Second, and more importantly, community colleges should have the right to grant bachelor’s degrees in selected vocational fields, such as nursing, automotive and biotechnology, to meet workforce demand and boost employment.

Demand for nursing, for instance, is consistently strong. But CSUs cannot graduate nearly enough nurses for the healthcare system. Many community colleges, on the other hand, have been training nurses for decades. (Evergreen Valley College in San Jose, to name only one, has had a top flight nursing program for several years).

What can be more logical than the right to confer bachelor’s degree in a field that community colleges are eminently qualified to do?

Nothing, except that officials from universities and private colleges, fearing competition, are vigorously lobbying against the idea, claiming that granting four-year degrees would undermine the original mission of the two-year system.

This is, of course, a red herring. Universities and private colleges are trying to protect their turf at the expense of justice and economic well-being of Californians, particularly those from poor families and rural areas.

Despite their resistance, Brice Harris, Chancellor of California’s 112 community colleges with its 2.4 million students, has appointed a 16-member panel to consider the plan. The group includes faculty, administrators, a student, a college trustee and representatives of UC and CSU systems. (In all fairness, the panel should include more student representatives since it is their future that is at stake.)
Californians must throw their support behind the plan to allow community colleges the right to grant four-year degrees, at least in selected vocational fields. While cost and accreditation issues will certainly pose challenges, they are expected to be more than compensated by employment and economic benefits.
Besides, California would merely be following a growing trend: As many as 21 states have already approved baccalaureate programs at community colleges, most recently Michigan, which last year granted junior colleges authority to offer four-year degrees in a limited number of fields such as maritime technology and culinary arts.
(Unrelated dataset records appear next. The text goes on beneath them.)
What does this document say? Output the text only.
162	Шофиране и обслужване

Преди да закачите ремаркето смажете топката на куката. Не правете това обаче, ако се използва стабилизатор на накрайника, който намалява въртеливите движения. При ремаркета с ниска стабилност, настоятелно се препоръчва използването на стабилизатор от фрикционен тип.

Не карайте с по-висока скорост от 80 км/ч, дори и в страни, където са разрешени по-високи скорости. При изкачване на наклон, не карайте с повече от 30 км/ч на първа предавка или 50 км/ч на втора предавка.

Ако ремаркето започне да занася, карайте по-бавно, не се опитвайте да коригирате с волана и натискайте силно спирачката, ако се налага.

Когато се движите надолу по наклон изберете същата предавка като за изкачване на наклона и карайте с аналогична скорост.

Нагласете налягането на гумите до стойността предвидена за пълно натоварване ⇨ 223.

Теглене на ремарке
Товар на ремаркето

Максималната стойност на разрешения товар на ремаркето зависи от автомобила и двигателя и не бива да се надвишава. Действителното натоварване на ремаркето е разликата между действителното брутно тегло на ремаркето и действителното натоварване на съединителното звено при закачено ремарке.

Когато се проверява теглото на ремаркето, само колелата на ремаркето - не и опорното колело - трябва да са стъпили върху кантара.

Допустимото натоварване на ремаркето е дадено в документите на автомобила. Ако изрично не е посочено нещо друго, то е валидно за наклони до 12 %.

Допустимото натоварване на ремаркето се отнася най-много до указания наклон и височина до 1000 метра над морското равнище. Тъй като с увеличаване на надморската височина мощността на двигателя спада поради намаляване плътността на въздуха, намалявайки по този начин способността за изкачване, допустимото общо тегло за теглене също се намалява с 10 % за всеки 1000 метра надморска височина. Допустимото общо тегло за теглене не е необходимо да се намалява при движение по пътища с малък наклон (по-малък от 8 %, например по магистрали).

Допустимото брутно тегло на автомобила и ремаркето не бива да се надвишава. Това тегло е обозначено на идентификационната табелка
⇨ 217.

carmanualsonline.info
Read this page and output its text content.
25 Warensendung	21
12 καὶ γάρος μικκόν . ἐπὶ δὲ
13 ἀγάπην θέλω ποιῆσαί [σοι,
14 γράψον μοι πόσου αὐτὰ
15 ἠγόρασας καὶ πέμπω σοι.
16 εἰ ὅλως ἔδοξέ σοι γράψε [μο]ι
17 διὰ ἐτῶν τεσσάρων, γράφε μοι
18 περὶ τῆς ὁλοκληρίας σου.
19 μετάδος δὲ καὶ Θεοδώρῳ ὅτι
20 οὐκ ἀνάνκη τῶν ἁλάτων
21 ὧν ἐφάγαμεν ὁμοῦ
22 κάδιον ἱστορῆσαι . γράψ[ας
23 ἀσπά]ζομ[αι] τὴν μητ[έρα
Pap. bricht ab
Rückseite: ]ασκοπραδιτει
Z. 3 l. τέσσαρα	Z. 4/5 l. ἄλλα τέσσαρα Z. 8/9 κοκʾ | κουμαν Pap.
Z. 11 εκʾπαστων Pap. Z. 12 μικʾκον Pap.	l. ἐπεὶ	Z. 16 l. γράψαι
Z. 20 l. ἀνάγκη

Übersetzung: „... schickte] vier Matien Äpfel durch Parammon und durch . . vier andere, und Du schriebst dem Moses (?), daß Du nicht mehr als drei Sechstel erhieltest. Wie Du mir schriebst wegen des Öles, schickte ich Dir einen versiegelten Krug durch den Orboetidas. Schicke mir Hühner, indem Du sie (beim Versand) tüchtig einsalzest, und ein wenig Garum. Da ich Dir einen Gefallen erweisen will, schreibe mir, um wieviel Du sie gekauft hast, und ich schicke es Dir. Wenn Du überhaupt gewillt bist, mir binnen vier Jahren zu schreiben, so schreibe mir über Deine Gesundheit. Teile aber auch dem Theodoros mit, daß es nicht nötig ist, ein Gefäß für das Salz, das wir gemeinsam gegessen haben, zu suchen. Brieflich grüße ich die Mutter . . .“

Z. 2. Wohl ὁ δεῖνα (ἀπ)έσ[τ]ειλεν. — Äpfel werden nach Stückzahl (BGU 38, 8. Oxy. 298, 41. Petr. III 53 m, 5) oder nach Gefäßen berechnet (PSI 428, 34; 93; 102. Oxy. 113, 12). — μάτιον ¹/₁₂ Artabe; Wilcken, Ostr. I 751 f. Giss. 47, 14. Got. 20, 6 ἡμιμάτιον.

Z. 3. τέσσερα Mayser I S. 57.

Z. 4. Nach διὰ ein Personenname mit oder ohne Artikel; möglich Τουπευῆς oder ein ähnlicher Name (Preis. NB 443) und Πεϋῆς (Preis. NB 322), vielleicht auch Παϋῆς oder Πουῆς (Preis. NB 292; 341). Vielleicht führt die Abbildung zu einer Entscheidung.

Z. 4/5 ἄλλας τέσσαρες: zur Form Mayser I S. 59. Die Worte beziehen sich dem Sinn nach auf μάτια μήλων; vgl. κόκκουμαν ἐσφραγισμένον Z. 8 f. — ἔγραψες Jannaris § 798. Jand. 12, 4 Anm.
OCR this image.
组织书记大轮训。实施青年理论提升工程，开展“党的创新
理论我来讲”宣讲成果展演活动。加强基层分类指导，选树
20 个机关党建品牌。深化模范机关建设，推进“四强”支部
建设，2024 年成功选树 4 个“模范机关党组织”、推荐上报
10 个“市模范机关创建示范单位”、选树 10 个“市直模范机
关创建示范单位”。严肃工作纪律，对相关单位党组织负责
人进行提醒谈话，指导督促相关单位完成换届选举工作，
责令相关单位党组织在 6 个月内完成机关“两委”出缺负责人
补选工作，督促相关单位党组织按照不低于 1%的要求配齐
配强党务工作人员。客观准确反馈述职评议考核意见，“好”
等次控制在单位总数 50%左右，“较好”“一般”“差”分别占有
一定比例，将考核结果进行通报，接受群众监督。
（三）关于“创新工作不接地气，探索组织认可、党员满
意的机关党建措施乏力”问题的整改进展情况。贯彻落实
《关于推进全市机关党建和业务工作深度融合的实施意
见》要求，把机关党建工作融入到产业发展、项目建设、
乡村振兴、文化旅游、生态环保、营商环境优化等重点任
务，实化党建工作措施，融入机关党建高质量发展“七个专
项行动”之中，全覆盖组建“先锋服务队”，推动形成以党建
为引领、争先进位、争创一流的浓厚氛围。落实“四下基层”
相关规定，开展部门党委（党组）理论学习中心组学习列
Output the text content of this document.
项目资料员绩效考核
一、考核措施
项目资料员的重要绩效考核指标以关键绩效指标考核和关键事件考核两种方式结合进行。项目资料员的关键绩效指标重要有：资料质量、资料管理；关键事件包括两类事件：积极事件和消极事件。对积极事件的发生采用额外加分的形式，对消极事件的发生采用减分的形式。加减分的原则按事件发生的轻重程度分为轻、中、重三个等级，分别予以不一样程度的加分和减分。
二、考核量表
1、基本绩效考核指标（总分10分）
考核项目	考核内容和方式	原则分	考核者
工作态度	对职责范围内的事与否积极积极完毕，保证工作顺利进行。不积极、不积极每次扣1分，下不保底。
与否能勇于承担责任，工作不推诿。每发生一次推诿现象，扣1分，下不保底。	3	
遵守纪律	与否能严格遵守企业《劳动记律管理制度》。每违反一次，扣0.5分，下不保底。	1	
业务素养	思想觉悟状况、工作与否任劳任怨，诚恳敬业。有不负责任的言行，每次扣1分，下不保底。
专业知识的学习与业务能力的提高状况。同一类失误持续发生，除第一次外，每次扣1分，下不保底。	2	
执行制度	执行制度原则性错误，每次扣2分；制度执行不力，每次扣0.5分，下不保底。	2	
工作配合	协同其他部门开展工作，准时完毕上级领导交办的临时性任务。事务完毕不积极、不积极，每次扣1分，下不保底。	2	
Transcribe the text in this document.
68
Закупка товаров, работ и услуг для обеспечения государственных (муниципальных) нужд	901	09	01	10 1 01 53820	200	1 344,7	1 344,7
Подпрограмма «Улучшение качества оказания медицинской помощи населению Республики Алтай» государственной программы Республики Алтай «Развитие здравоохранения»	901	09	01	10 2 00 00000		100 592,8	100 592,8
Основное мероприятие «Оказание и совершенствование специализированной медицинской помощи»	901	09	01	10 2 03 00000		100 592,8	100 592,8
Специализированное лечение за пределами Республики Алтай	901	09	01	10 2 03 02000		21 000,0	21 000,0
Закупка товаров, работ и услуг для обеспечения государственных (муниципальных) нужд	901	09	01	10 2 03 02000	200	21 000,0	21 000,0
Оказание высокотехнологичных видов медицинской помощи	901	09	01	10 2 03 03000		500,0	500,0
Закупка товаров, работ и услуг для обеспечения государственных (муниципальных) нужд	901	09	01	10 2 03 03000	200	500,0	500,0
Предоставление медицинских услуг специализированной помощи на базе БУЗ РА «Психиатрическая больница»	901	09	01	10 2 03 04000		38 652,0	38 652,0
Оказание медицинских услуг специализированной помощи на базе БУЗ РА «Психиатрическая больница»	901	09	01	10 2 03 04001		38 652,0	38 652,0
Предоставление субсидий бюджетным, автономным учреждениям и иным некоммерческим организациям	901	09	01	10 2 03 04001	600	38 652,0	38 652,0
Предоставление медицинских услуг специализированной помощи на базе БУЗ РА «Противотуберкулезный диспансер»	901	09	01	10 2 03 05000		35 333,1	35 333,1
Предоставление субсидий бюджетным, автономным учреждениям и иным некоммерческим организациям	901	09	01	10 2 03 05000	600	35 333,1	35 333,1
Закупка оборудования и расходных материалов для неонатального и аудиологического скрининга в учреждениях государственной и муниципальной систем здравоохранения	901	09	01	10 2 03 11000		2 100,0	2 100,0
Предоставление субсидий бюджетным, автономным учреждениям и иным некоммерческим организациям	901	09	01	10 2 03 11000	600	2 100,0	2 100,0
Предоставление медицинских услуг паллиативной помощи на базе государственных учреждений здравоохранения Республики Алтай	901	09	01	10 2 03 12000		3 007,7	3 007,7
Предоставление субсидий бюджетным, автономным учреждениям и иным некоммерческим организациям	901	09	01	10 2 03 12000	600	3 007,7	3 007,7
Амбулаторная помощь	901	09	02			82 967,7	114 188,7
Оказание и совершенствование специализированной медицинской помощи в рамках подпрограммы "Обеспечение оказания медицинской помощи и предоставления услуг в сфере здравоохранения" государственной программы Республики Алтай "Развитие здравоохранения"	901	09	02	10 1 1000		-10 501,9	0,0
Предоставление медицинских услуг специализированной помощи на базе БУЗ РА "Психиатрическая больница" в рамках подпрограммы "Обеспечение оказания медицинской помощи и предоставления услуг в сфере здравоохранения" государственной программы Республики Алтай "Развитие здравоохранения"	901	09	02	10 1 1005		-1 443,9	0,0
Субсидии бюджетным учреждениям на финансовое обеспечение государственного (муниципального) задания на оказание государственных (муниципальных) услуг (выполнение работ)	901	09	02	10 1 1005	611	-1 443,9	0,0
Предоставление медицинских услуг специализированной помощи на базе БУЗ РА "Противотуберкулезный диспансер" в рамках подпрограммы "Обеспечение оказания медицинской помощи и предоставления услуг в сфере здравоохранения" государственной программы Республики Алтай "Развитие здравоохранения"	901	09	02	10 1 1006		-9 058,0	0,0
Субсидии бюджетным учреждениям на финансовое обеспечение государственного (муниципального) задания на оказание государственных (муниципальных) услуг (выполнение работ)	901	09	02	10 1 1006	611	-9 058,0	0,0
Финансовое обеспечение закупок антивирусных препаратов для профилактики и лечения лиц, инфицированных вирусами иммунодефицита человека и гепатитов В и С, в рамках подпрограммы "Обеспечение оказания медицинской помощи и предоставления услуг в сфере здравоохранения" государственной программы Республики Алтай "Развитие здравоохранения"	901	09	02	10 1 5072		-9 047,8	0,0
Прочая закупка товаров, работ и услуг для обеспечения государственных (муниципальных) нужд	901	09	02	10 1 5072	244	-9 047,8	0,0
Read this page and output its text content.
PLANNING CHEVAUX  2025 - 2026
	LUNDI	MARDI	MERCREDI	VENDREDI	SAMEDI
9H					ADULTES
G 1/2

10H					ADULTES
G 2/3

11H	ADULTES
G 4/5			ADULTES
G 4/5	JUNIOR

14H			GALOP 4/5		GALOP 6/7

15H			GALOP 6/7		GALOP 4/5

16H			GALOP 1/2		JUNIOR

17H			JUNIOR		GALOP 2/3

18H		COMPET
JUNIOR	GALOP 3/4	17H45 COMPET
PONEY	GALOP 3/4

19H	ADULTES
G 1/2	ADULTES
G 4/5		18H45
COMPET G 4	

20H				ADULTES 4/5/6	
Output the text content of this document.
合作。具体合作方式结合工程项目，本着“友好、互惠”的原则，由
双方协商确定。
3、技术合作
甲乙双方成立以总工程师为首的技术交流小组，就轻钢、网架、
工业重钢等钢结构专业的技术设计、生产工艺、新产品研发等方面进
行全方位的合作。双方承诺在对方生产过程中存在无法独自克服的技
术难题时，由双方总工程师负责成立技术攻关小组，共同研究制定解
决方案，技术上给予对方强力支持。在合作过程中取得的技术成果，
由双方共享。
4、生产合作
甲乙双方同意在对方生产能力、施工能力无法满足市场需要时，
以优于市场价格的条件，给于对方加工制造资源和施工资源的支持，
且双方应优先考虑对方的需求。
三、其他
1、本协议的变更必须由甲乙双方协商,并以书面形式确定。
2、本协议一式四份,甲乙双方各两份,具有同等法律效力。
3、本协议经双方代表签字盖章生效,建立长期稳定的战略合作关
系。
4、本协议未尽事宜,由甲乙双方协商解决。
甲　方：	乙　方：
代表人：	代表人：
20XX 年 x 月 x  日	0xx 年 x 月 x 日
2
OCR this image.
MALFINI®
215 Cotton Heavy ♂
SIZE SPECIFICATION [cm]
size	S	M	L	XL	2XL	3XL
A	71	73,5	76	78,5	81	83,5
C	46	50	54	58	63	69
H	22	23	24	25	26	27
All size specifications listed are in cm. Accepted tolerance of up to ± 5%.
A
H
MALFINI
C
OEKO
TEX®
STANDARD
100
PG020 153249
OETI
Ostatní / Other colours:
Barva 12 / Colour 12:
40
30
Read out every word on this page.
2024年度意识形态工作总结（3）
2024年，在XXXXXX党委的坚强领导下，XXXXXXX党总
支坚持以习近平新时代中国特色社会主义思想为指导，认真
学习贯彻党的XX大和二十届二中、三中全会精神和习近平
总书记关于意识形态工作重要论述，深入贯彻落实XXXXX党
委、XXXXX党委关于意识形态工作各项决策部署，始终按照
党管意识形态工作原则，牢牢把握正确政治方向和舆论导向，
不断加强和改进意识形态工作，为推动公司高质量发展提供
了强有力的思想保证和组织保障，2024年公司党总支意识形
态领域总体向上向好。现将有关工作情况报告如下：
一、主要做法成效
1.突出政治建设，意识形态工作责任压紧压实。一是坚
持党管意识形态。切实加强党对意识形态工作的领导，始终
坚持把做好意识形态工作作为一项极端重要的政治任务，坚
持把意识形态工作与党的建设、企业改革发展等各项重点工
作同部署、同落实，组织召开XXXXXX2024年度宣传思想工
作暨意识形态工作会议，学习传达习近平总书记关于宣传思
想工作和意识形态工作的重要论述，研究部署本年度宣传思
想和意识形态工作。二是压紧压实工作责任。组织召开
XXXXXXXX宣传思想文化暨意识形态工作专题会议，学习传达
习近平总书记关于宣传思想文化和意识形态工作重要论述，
Proposed in 1960, California’s master plan for higher education no longer fits the bill. The time has come for its significant overhaul, one of which would be to enlarge the scope and power of community colleges in granting four-year degrees in selected fields. After all, if public colleges cannot meet the aspirational and professional needs of their communities in the 21st century, how can they continue to be called “community” colleges?